Afterwards he said to him, “O noble chief, what is this full wallet in your hand?”
He replied, “My bread and provender and food left over from last night, which I am taking along with me to nourish my body.”
❦485. “Why don't you give some bread and provender to the dog?” he asked. He replied, “I have not love and liberality to this extent.
Bread cannot be obtained by a traveller on the road without money, but water from the eyes costs nothing.”
He, the beggar, said, “Earth be on your head, O water-skin full of wind! for in your opinion a crust of bread is better than tears.”
Tears are originally blood and have been turned by grief into water: idle tears have not the value of earth.
He, the Arab, made the whole of himself despicable, like Iblís the Devil: a piece of this whole is naught but vile.
❦490. I am the devoted slave of him who will not sell his existence save to that bounteous and munificent Sovereign,
So that when he weeps, heaven begins to weep, and when he moans in supplication, the celestial sphere begins to cry, “O Lord!”
I am the devoted slave of that high-aspiring copper which humbles itself to naught but the Elixir.
Lift up in prayer a broken hand: the loving kindness of God flies towards the broken.
If thou hast need of deliverance from this narrow dungeon of the world, O brother, go without delay and cast thyself on the fire.
❦495. Regard God's contrivance and abandon thine own contrivance: oh, by His contrivance all the contrivance of contrivers is put to shame.
When thy contrivance is naughted in the contrivance of the Lord, thou wilt open a most marvellous hiding-place,
Of which hiding-place the least treasure is everlasting life occupied in ascending and mounting higher.

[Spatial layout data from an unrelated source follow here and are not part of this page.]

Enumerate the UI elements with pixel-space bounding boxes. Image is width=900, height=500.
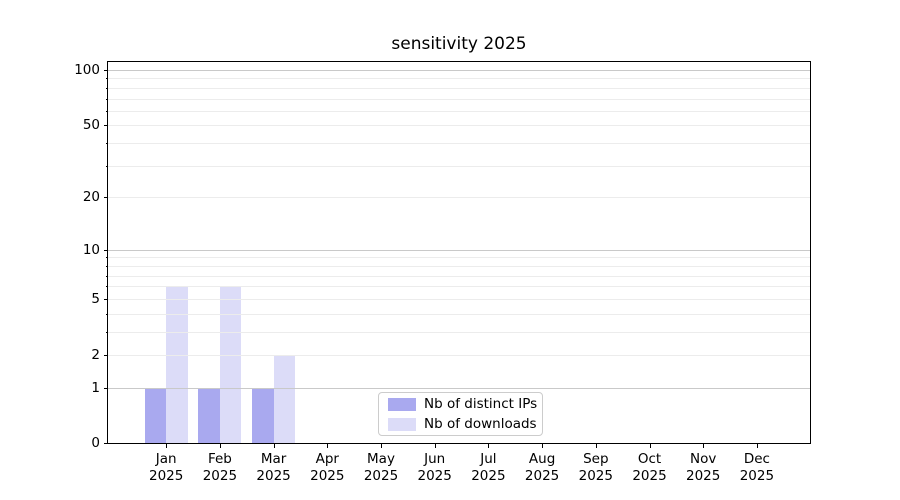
x-tick-mark <box>756 444 758 448</box>
y-tick-mark <box>104 197 108 199</box>
x-tick-label: Dec 2025 <box>739 451 775 484</box>
y-tick-mark <box>104 355 108 356</box>
y-tick-label: 1 <box>91 379 100 396</box>
y-tick-mark <box>104 298 108 300</box>
legend-swatch-downloads <box>388 417 416 431</box>
x-tick-label: Jul 2025 <box>471 451 506 484</box>
minor-gridline <box>108 331 810 333</box>
legend-item-distinct-ips: Nb of distinct IPs <box>388 396 542 413</box>
minor-gridline <box>108 98 810 100</box>
minor-gridline <box>108 265 810 267</box>
x-tick-label: Mar 2025 <box>256 451 291 484</box>
minor-gridline <box>108 110 810 112</box>
y-tick-mark <box>104 387 108 389</box>
legend-label-downloads: Nb of downloads <box>424 416 537 432</box>
y-tick-label: 0 <box>91 435 100 451</box>
minor-gridline <box>108 257 810 259</box>
x-tick-label: May 2025 <box>363 451 399 484</box>
bar-downloads <box>273 355 296 443</box>
y-tick-mark <box>104 125 108 127</box>
legend-swatch-distinct-ips <box>388 397 416 411</box>
x-tick-mark <box>327 444 329 448</box>
x-tick-mark <box>273 444 275 448</box>
x-tick-label: Jun 2025 <box>417 451 452 484</box>
x-tick-mark <box>166 444 168 448</box>
minor-gridline <box>108 125 810 127</box>
axis-spine-left <box>107 61 108 444</box>
major-gridline <box>108 387 810 389</box>
x-tick-mark <box>595 444 597 448</box>
major-gridline <box>108 70 810 71</box>
legend-label-distinct-ips: Nb of distinct IPs <box>424 396 538 412</box>
x-tick-label: Sep 2025 <box>578 451 613 484</box>
legend-item-downloads: Nb of downloads <box>388 416 542 433</box>
minor-gridline <box>108 286 810 288</box>
bar-distinct-ips <box>144 387 167 443</box>
minor-gridline <box>108 197 810 199</box>
axis-spine-top <box>107 61 811 62</box>
x-tick-mark <box>488 444 490 448</box>
minor-gridline <box>108 143 810 145</box>
x-tick-label: Oct 2025 <box>632 451 667 484</box>
x-tick-label: Nov 2025 <box>686 451 721 484</box>
y-tick-label: 5 <box>91 290 100 307</box>
x-tick-mark <box>381 444 382 448</box>
y-tick-mark <box>104 70 108 71</box>
major-gridline <box>108 249 810 251</box>
minor-gridline <box>108 165 810 167</box>
y-tick-label: 50 <box>82 117 100 134</box>
minor-gridline <box>108 298 810 300</box>
minor-gridline <box>108 87 810 89</box>
y-tick-label: 10 <box>82 241 100 258</box>
minor-gridline <box>108 355 810 356</box>
y-tick-label: 100 <box>74 62 100 78</box>
minor-gridline <box>108 275 810 277</box>
axis-spine-right <box>810 61 811 444</box>
chart-legend: Nb of distinct IPs Nb of downloads <box>378 392 543 436</box>
bar-distinct-ips <box>198 387 220 443</box>
x-tick-label: Jan 2025 <box>149 451 184 484</box>
x-tick-mark <box>703 444 705 448</box>
chart-title: sensitivity 2025 <box>391 34 527 54</box>
bar-distinct-ips <box>252 387 274 443</box>
axis-spine-bottom <box>107 443 811 444</box>
x-tick-mark <box>219 444 221 448</box>
x-tick-mark <box>542 444 544 448</box>
minor-gridline <box>108 313 810 315</box>
y-tick-label: 20 <box>82 189 100 206</box>
y-tick-mark <box>104 443 108 444</box>
minor-gridline <box>108 78 810 80</box>
x-tick-label: Feb 2025 <box>202 451 238 484</box>
bar-downloads <box>219 286 242 443</box>
bar-downloads <box>166 286 188 443</box>
y-tick-mark <box>104 249 108 251</box>
x-tick-mark <box>434 444 436 448</box>
x-tick-label: Apr 2025 <box>310 451 345 484</box>
y-tick-label: 2 <box>91 347 100 363</box>
x-tick-mark <box>649 444 651 448</box>
x-tick-label: Aug 2025 <box>524 451 560 484</box>
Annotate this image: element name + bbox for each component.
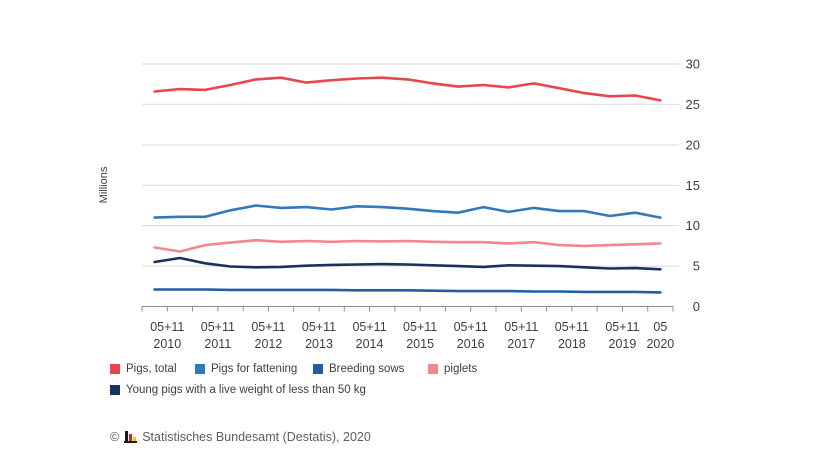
legend-label: Pigs for fattening: [211, 363, 298, 375]
series-line-2: [153, 288, 662, 294]
source-text: Statistisches Bundesamt (Destatis), 2020: [142, 430, 371, 444]
y-tick-label-30: 30: [686, 57, 700, 72]
legend-swatch-icon: [195, 364, 205, 374]
x-tick-year-2019: 2019: [609, 337, 637, 351]
copyright-symbol: ©: [110, 430, 120, 444]
x-tick-period-2020: 05: [653, 320, 667, 334]
x-tick-year-2014: 2014: [356, 337, 384, 351]
legend-label: piglets: [444, 363, 478, 375]
legend-item-0: Pigs, total: [110, 362, 177, 376]
x-tick-period-2016: 05+11: [454, 320, 488, 334]
x-tick-period-2012: 05+11: [251, 320, 285, 334]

Do not regard thy peacock-feathers but regard thy feet, in order that the mischief of the evil eye may not waylay thee;
For even a mountain slips from its foundations at the eye of the wicked: read and mark in the Qur’ān the words, "they cause thee to stumble."
❦500. From their looking at him, Ahmad Mohammed, who was like a mountain, slipped in the middle of the road, without mud and without rain.
He remained in astonishment, saying, “Wherefore is this slipping? I do not think that this occurrence is empty of meaning.”